Partitura

piano

Todos os dias em que a saudade tocava solos de violino, ela subia as escadas até uma espécie de sótão. Abria a porta e lá estava o seu piano, parte de sua essência, instrumento que fazia transcender, levitar e iluminava suas escuridões.

Antes ele vivia empoeirado, quando o amor substituía o bem estar que antes só a música trazia à sua vida. Mas agora o que restou foram as notas da saudade. Uma partitura de alegria e solidão.
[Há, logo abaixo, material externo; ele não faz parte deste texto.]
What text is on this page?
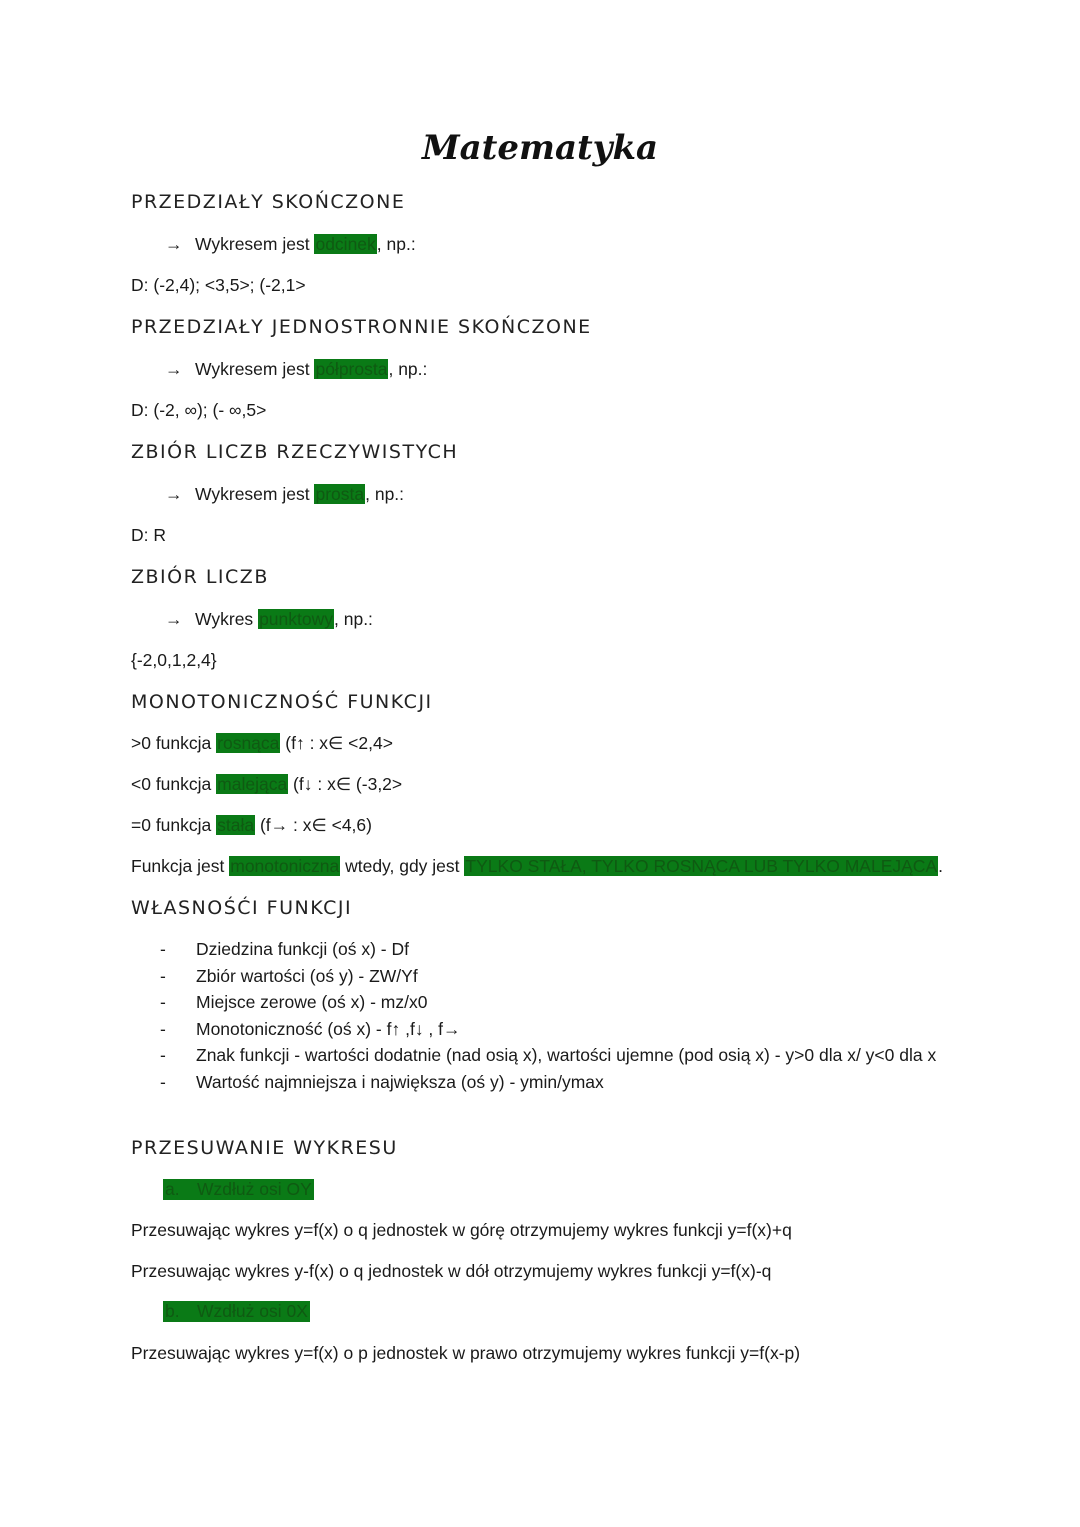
Matematyka
PRZEDZIAŁY SKOŃCZONE
→ Wykresem jest odcinek, np.:
D: (-2,4); <3,5>; (-2,1>
PRZEDZIAŁY JEDNOSTRONNIE SKOŃCZONE
→ Wykresem jest półprosta, np.:
D: (-2, ∞); (- ∞,5>
ZBIÓR LICZB RZECZYWISTYCH
→ Wykresem jest prosta, np.:
D: R
ZBIÓR LICZB
→ Wykres punktowy, np.:
{-2,0,1,2,4}
MONOTONICZNOŚĆ FUNKCJI
>0 funkcja rosnąca (f↑ : x∈ <2,4>
<0 funkcja malejąca (f↓ : x∈ (-3,2>
=0 funkcja stała (f→ : x∈ <4,6)
Funkcja jest monotoniczna wtedy, gdy jest TYLKO STAŁA, TYLKO ROSNĄCA LUB TYLKO MALEJĄCA.
WŁASNOŚĆI FUNKCJI
-	Dziedzina funkcji (oś x) - Df
-	Zbiór wartości (oś y) - ZW/Yf
-	Miejsce zerowe (oś x) - mz/x0
-	Monotoniczność (oś x) - f↑ ,f↓ , f→
-	Znak funkcji - wartości dodatnie (nad osią x), wartości ujemne (pod osią x) - y>0 dla x/ y<0 dla x
-	Wartość najmniejsza i największa (oś y) - ymin/ymax
PRZESUWANIE WYKRESU
a. Wzdłuż osi OY
Przesuwając wykres y=f(x) o q jednostek w górę otrzymujemy wykres funkcji y=f(x)+q
Przesuwając wykres y-f(x) o q jednostek w dół otrzymujemy wykres funkcji y=f(x)-q
b. Wzdłuż osi 0X
Przesuwając wykres y=f(x) o p jednostek w prawo otrzymujemy wykres funkcji y=f(x-p)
Em cada nota experimentava um sentimento que quase a sufocava de tão intenso. A música era sempre a mesma, mas cada acorde era um lugar diferente visitado num recente passado feliz.

A cada DÓ sentia o toque dos dedos dele sobre sua pele, fazendo com que se arrepiasse e seu coração disparasse no ritmo do galope de um cavalo no deserto em busca de água.

A cada RÉ sentia o gosto de seu beijo macio, adocicado e, às vezes, ácido quando era hora da despedida. Foi o gosto do último beijo dado sabendo que seria o último.

A cada MI sentia o cheiro de seu perfume impregnado em suas narinas como aroma vital para sua sobrevivência. Seu corpo esquentava, pois sentir aquele cheiro a transportava para o lado dele.

A cada FÁ sentia seu abraço de saudade, desesperado, com seus olhos brilhando e temendo que ela pegasse aquele avião com destino ao outro lado do oceano e assim se separassem para sempre.

A cada SOL ela lembrava de cada amanhecer e anoitecer juntos. Da caminhada pela ponte. O último encontro antes de tudo desmoronar friamente como se o tempo e amor fossem em vão.

A cada LÁ sentia uma vontade de arrumar as malas, pegar o primeiro trem e bater na casa dele sem avisar e ver qual seria sua reação e que rumos sua vida tomaria com esse impulso.

A cada SI desejava que o tempo voltasse e que aquela voz dizendo “amo-te” ao telefone, ecoasse novamente e fizesse algumas lágrimas correrem por seus olhos. Sentia aquele aperto no coração por tudo ter virado uma silhueta de lembranças.

E a cada DÓ novamente, a certeza de ter que recomeçar outra música e outra sintonia de ligação com o amor. Todas as músicas tocadas pareciam vazias, mortas, sem tom. Esta havia sido a única canção decorada para sempre.

Andrio Robert Lecheta, 06:45 da manhã 26/07/2014

Ao som de STORM – Lifehouse.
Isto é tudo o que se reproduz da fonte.